Saffy la interrumpió con un gesto.

—No tienes que darme explicaciones; lo comprendo perfectamente. Asuntos del corazón y demás. Cada uno tiene que afrontar su vida, Lucy, especialmente en una época como esta. La guerra hace que comprendamos qué es realmente importante, ¿verdad?

—Debería ponerme en marcha.

—Sí. Está bien. Y nos volveremos a ver pronto. La semana que viene podríamos preparar encurtidos para la subasta. Mis calabacines…

—No —dijo Lucy con cierta rigidez—. Otra vez no. No tenía que haber venido hoy, pero me pareció que la tarea la superaba.

—Pero, Lucy…

—Por favor, no vuelva a pedírmelo, Saffy. No es correcto.

Saffy no supo qué decir. Fuera se oyó una nueva ráfaga de viento y el estrépito de un trueno lejano. Lucy cogió el paquete de huevos.

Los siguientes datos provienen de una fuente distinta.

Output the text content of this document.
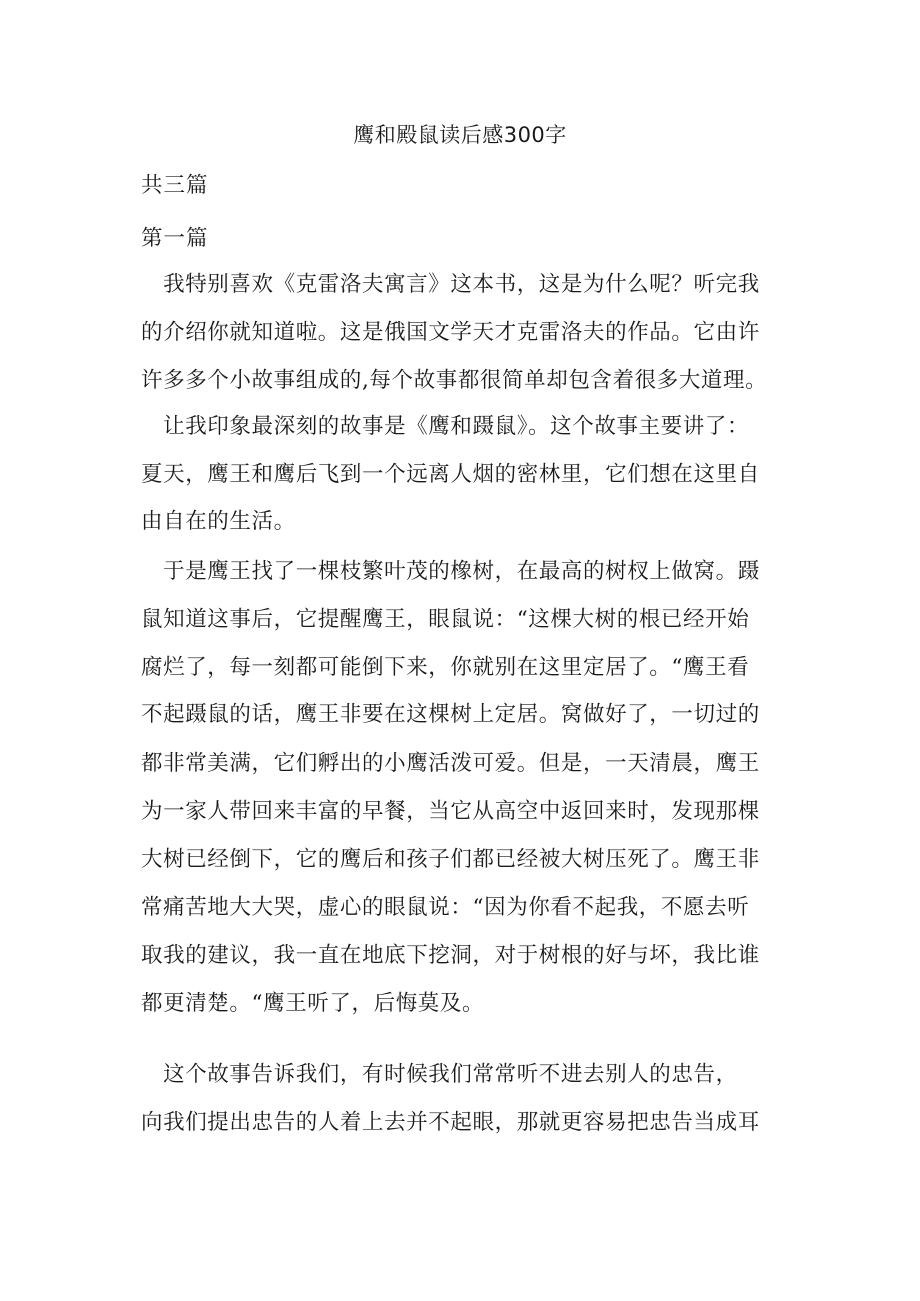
鹰和殿鼠读后感300字
共三篇
第一篇
　我特别喜欢《克雷洛夫寓言》这本书，这是为什么呢？听完我
的介绍你就知道啦。这是俄国文学天才克雷洛夫的作品。它由许
许多多个小故事组成的,每个故事都很简单却包含着很多大道理。
　让我印象最深刻的故事是《鹰和蹑鼠》。这个故事主要讲了：
夏天，鹰王和鹰后飞到一个远离人烟的密林里，它们想在这里自
由自在的生活。
　于是鹰王找了一棵枝繁叶茂的橡树，在最高的树杈上做窝。蹑
鼠知道这事后，它提醒鹰王，眼鼠说：“这棵大树的根已经开始
腐烂了，每一刻都可能倒下来，你就别在这里定居了。“鹰王看
不起蹑鼠的话，鹰王非要在这棵树上定居。窝做好了，一切过的
都非常美满，它们孵出的小鹰活泼可爱。但是，一天清晨，鹰王
为一家人带回来丰富的早餐，当它从高空中返回来时，发现那棵
大树已经倒下，它的鹰后和孩子们都已经被大树压死了。鹰王非
常痛苦地大大哭，虚心的眼鼠说：“因为你看不起我，不愿去听
取我的建议，我一直在地底下挖洞，对于树根的好与坏，我比谁
都更清楚。“鹰王听了，后悔莫及。
　这个故事告诉我们，有时候我们常常听不进去别人的忠告，
向我们提出忠告的人着上去并不起眼，那就更容易把忠告当成耳
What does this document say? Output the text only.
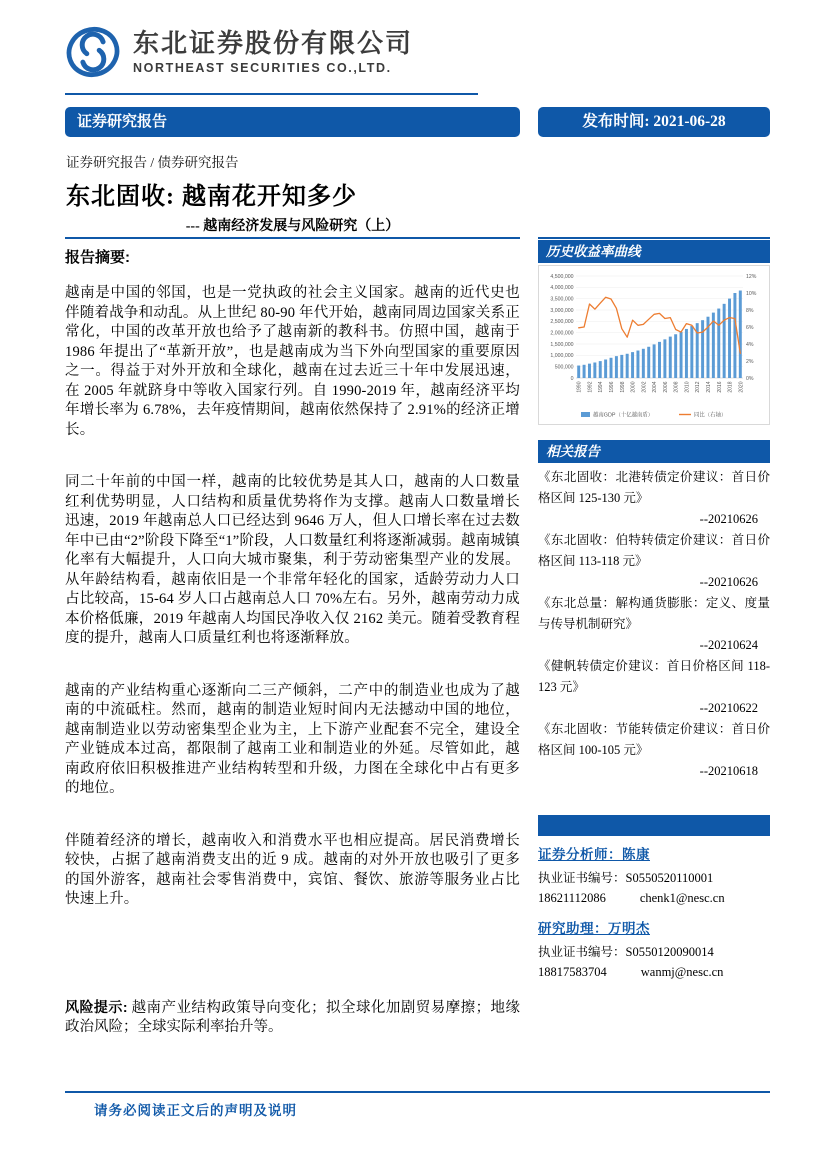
东北证券股份有限公司
NORTHEAST SECURITIES CO.,LTD.
证券研究报告	发布时间: 2021-06-28
证券研究报告 / 债券研究报告
东北固收: 越南花开知多少
--- 越南经济发展与风险研究（上）
报告摘要:

越南是中国的邻国，也是一党执政的社会主义国家。越南的近代史也伴随着战争和动乱。从上世纪 80-90 年代开始，越南同周边国家关系正常化，中国的改革开放也给予了越南新的教科书。仿照中国，越南于 1986 年提出了“革新开放”，也是越南成为当下外向型国家的重要原因之一。得益于对外开放和全球化，越南在过去近三十年中发展迅速，在 2005 年就跻身中等收入国家行列。自 1990-2019 年，越南经济平均年增长率为 6.78%，去年疫情期间，越南依然保持了 2.91%的经济正增长。

同二十年前的中国一样，越南的比较优势是其人口，越南的人口数量红利优势明显，人口结构和质量优势将作为支撑。越南人口数量增长迅速，2019 年越南总人口已经达到 9646 万人，但人口增长率在过去数年中已由“2”阶段下降至“1”阶段，人口数量红利将逐渐减弱。越南城镇化率有大幅提升，人口向大城市聚集，利于劳动密集型产业的发展。从年龄结构看，越南依旧是一个非常年轻化的国家，适龄劳动力人口占比较高，15-64 岁人口占越南总人口 70%左右。另外，越南劳动力成本价格低廉，2019 年越南人均国民净收入仅 2162 美元。随着受教育程度的提升，越南人口质量红利也将逐渐释放。

越南的产业结构重心逐渐向二三产倾斜，二产中的制造业也成为了越南的中流砥柱。然而，越南的制造业短时间内无法撼动中国的地位，越南制造业以劳动密集型企业为主，上下游产业配套不完全，建设全产业链成本过高，都限制了越南工业和制造业的外延。尽管如此，越南政府依旧积极推进产业结构转型和升级，力图在全球化中占有更多的地位。

伴随着经济的增长，越南收入和消费水平也相应提高。居民消费增长较快，占据了越南消费支出的近 9 成。越南的对外开放也吸引了更多的国外游客，越南社会零售消费中，宾馆、餐饮、旅游等服务业占比快速上升。

风险提示: 越南产业结构政策导向变化；拟全球化加剧贸易摩擦；地缘政治风险；全球实际利率抬升等。
历史收益率曲线
0
500,000
1,000,000
1,500,000
2,000,000
2,500,000
3,000,000
3,500,000
4,000,000
4,500,000
0%
2%
4%
6%
8%
10%
12%
1990 1992 1994 1996 1998 2000 2002 2004 2006 2008 2010 2012 2014 2016 2018 2020
越南GDP（十亿越南盾）	同比（右轴）
相关报告
《东北固收：北港转债定价建议：首日价格区间 125-130 元》
--20210626
《东北固收：伯特转债定价建议：首日价格区间 113-118 元》
--20210626
《东北总量：解构通货膨胀：定义、度量与传导机制研究》
--20210624
《健帆转债定价建议：首日价格区间 118-123 元》
--20210622
《东北固收：节能转债定价建议：首日价格区间 100-105 元》
--20210618
证券分析师：陈康
执业证书编号：S0550520110001
18621112086	chenk1@nesc.cn
研究助理：万明杰
执业证书编号：S0550120090014
18817583704	wanmj@nesc.cn
请务必阅读正文后的声明及说明
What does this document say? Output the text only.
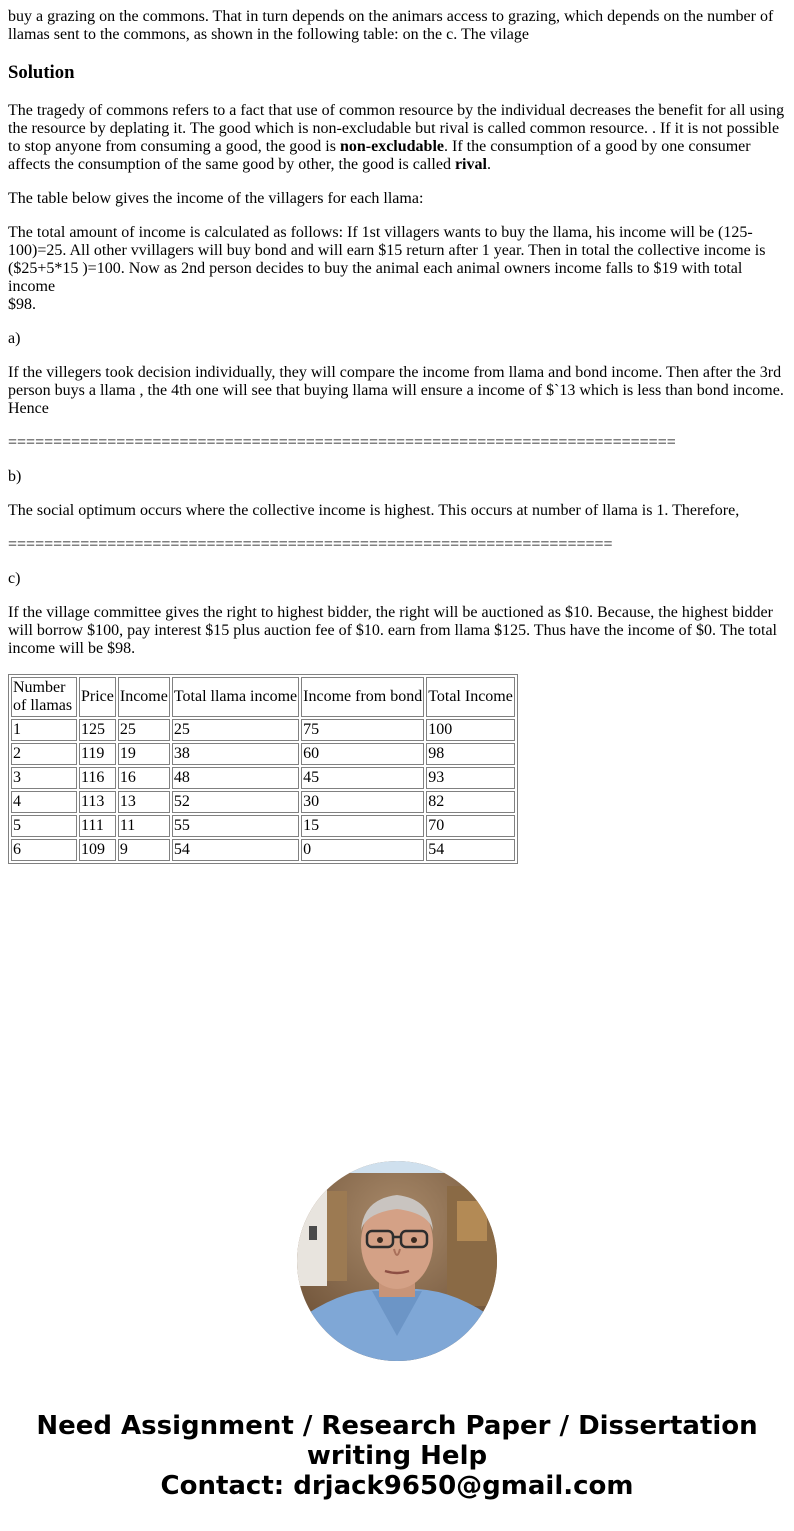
buy a grazing on the commons. That in turn depends on the animars access to grazing, which depends on the number of llamas sent to the commons, as shown in the following table: on the c. The vilage

Solution

The tragedy of commons refers to a fact that use of common resource by the individual decreases the benefit for all using the resource by deplating it. The good which is non-excludable but rival is called common resource. . If it is not possible to stop anyone from consuming a good, the good is non-excludable. If the consumption of a good by one consumer affects the consumption of the same good by other, the good is called rival.

The table below gives the income of the villagers for each llama:

The total amount of income is calculated as follows: If 1st villagers wants to buy the llama, his income will be (125-100)=25. All other vvillagers will buy bond and will earn $15 return after 1 year. Then in total the collective income is ($25+5*15 )=100. Now as 2nd person decides to buy the animal each animal owners income falls to $19 with total income
$98.

a)

If the villegers took decision individually, they will compare the income from llama and bond income. Then after the 3rd person buys a llama , the 4th one will see that buying llama will ensure a income of $`13 which is less than bond income. Hence

==========================================================================

b)

The social optimum occurs where the collective income is highest. This occurs at number of llama is 1. Therefore,

===================================================================

c)

If the village committee gives the right to highest bidder, the right will be auctioned as $10. Because, the highest bidder will borrow $100, pay interest $15 plus auction fee of $10. earn from llama $125. Thus have the income of $0. The total income will be $98.

Number of llamas	Price	Income	Total llama income	Income from bond	Total Income
1	125	25	25	75	100
2	119	19	38	60	98
3	116	16	48	45	93
4	113	13	52	30	82
5	111	11	55	15	70
6	109	9	54	0	54
Need Assignment / Research Paper / Dissertation writing Help
Contact: drjack9650@gmail.com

—Tengo que marcharme —dijo, con más amabilidad esta vez, lo cual de algún modo fue peor y llevó a Saffy al borde de las lágrimas—. Iré a buscar las muñecas, le echaré un vistazo al vestido de Juniper y me iré —anunció, y salió de la cocina.

La puerta se cerró. Saffy, otra vez a solas en la cocina cargada de vapor, sostenía el cuenco de pescado triturado mientras se devanaba los sesos tratando de comprender qué había sucedido para que su amiga la abandonara.